Alphabet Focuses on Efficiency with New AI Chip

4 Sep 2023

Although Nvidia's GPUs for data centers are extensively utilized for AI tasks, Google, under the parent company Alphabet, has been dedicated to developing its own AI chips. In 2016, Google introduced its Tensor Processing Unit (TPU), and now, its fourth-generation TPU (TPU v4) is accessible to customers on the Google Cloud platform since last year.

An application-specific integrated circuit (ASIC) offers the advantage of being designed at the hardware level to carry out particular tasks. On the other hand, a general-purpose graphics processing unit (GPU) is capable of being useful for a diverse range of workloads, not just AI, but it may have less efficiency. According to Google, their TPU v4 outperforms Nvidia's previous-generation A100 data center GPU when it comes to various AI workloads.

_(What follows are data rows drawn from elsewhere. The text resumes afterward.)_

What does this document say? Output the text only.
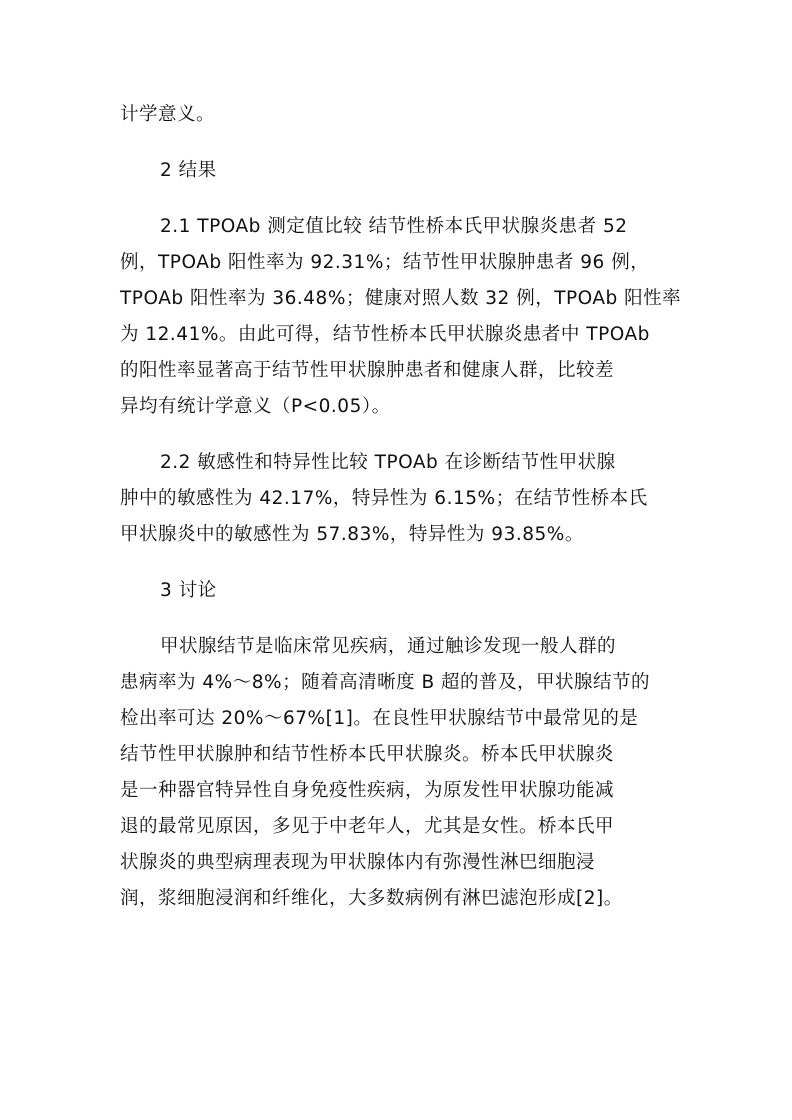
计学意义。
2 结果
2.1 TPOAb 测定值比较 结节性桥本氏甲状腺炎患者 52
例，TPOAb 阳性率为 92.31%；结节性甲状腺肿患者 96 例，
TPOAb 阳性率为 36.48%；健康对照人数 32 例，TPOAb 阳性率
为 12.41%。由此可得，结节性桥本氏甲状腺炎患者中 TPOAb
的阳性率显著高于结节性甲状腺肿患者和健康人群，比较差
异均有统计学意义（P<0.05）。
2.2 敏感性和特异性比较 TPOAb 在诊断结节性甲状腺
肿中的敏感性为 42.17%，特异性为 6.15%；在结节性桥本氏
甲状腺炎中的敏感性为 57.83%，特异性为 93.85%。
3 讨论
甲状腺结节是临床常见疾病，通过触诊发现一般人群的
患病率为 4%～8%；随着高清晰度 B 超的普及，甲状腺结节的
检出率可达 20%～67%[1]。在良性甲状腺结节中最常见的是
结节性甲状腺肿和结节性桥本氏甲状腺炎。桥本氏甲状腺炎
是一种器官特异性自身免疫性疾病，为原发性甲状腺功能减
退的最常见原因，多见于中老年人，尤其是女性。桥本氏甲
状腺炎的典型病理表现为甲状腺体内有弥漫性淋巴细胞浸
润，浆细胞浸润和纤维化，大多数病例有淋巴滤泡形成[2]。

In 2022, Nvidia introduced its highly potent H100 GPU for data centers, which has now become the benchmark for AI tasks. The demand for H100 GPUs is soaring, and Nvidia is selling every unit it manufactures. According to reports, the company is anticipated to increase the production of data center GPUs threefold by 2024. As of now, nothing surpasses the H100 in terms of AI speed.

Developing a massive language model, like the one fueling OpenAI's ChatGPT, requires a tremendous effort. To achieve timely completion of the training process, numerous high-performance AI chips need to be interconnected. The upfront expenditure on these AI chips and the essential equipment, forming an AI supercomputer in essence, is substantial. Furthermore, the continuous operational expenses involved are also exorbitant.

Despite the significance of sheer power, effectiveness holds equal value. On Tuesday, Google revealed a fresh version of its TPU that emphasizes striking the right balance between performance and efficiency. The TPU v5e is built to cater to AI training and inference, and it is currently accessible for Google Cloud users who utilize the Google Kubernetes Engine platform in its preview mode.

According to Google, the TPU v5e offers double the training efficiency per unit of currency and up to 2.5 times the inference efficiency per unit of currency compared to the TPU v4. As the expenses for training cutting-edge AI models continue to surge, offering a budget-friendly alternative could prove to be a major success for Google.

Significantly, the TPU v5e has the capability to handle more AI training tasks that require high performance. In comparison, the previous TPU v4 was able to accommodate only around 3,000 chips for a single workload on Google Cloud, whereas with the TPU v5e, customers will have the advantage of utilizing tens of thousands of chips simultaneously.

Despite Google's TPUs providing an economical option for running AI tasks on the cloud, they must acknowledge the significant demand for Nvidia's H100 GPUs. In addition to introducing the TPU v5e, Google Cloud has also launched its A3 virtual machines, which are equipped with H100 GPUs. These virtual machines combine Intel's latest Xeon CPU with eight H100 GPUs, making them capable of handling even the most demanding AI workloads. It is worth noting that a single workload can utilize tens of thousands of H100 chips, ensuring ample power for resource-intensive AI tasks.

Supercharging Your Cloud Business

Google Cloud is not the initial major cloud provider to introduce virtual machines supported by Nvidia's H100. Amazon Web Services disclosed a comparable offering in July, and Microsoft Azure followed suit earlier this month. Nonetheless, the corporation is confident that cloud clients require alternatives. Its effective and economical TPU-driven services may provide it with an advantage as cloud providers compete fiercely to attract AI workloads.

Google Cloud has emerged as a significant venture for Alphabet, bringing in a substantial $8 billion in revenue during the second quarter. What's even more crucial is that it has managed to achieve operating profitability. In this rapidly evolving AI landscape, Google Cloud aims to set itself apart from its competitors. This is particularly significant as the AI industry reaches a more advanced stage, where the focus is shifting towards ensuring a reasonable return on investment and efficiently managing the expenses associated with training sophisticated AI models.

Suzanne Frey, who holds an important position at Alphabet, is part of the board of directors at The Motley Fool. John Mackey, the former CEO of Whole Foods Market (which is owned by Amazon), is also on The Motley Fool's board of directors. Timothy Green has investments in Intel. The Motley Fool also has investments in and recommends Alphabet, Amazon.com, Microsoft, and Nvidia. Additionally, The Motley Fool recommends Intel and suggests considering the purchase of long-term call options on Intel: specifically, the January 2023 $57.50 calls and the January 2025 $45 calls. The Motley Fool adheres to a disclosure policy.